The answer is "no". We can build a counterexample using the paper Some examples of exotic non-compact three-manifolds by Scott and Tucker. Here I closely follow their wording and notation, starting at the bottom of page 488.
Consider their example manifold $M_5$. This is a three-manifold with boundary a closed surface $F$. The universal cover of $M_5$ is homeomorphic to $\RR^2 \times \RR_{\geq 0}$, and the inclusion of $F$ into $M_5$ is a homotopy equivalence. However, $M_5$ is not "almost compact" (that is, it is not tame), and $M_5$ is not homeomorphic to $F \times \RR_{\geq 0}$.

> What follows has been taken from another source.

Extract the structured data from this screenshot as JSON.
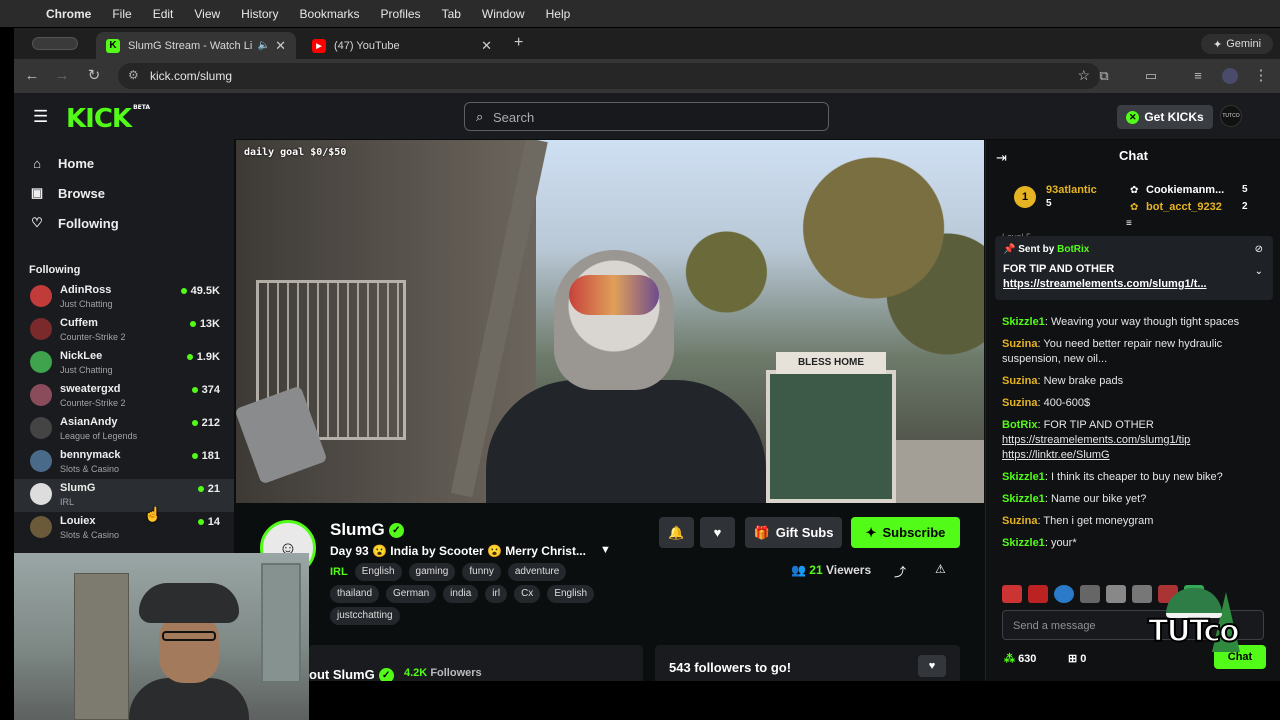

Now double $M_5$ across its boundary to obtain $M = D(M_5)$. This does not change the fundamental group. Note that $M$ has two ends, separated by (the image of) $F$. By Scott-Tucker, neither end is tame. Thus $M$ is not homeomorphic to $F \times \RR$. However, the universal cover of the double is (in this case) the double of the universal cover; thus it is $\RR^2 \times \RR$, as desired.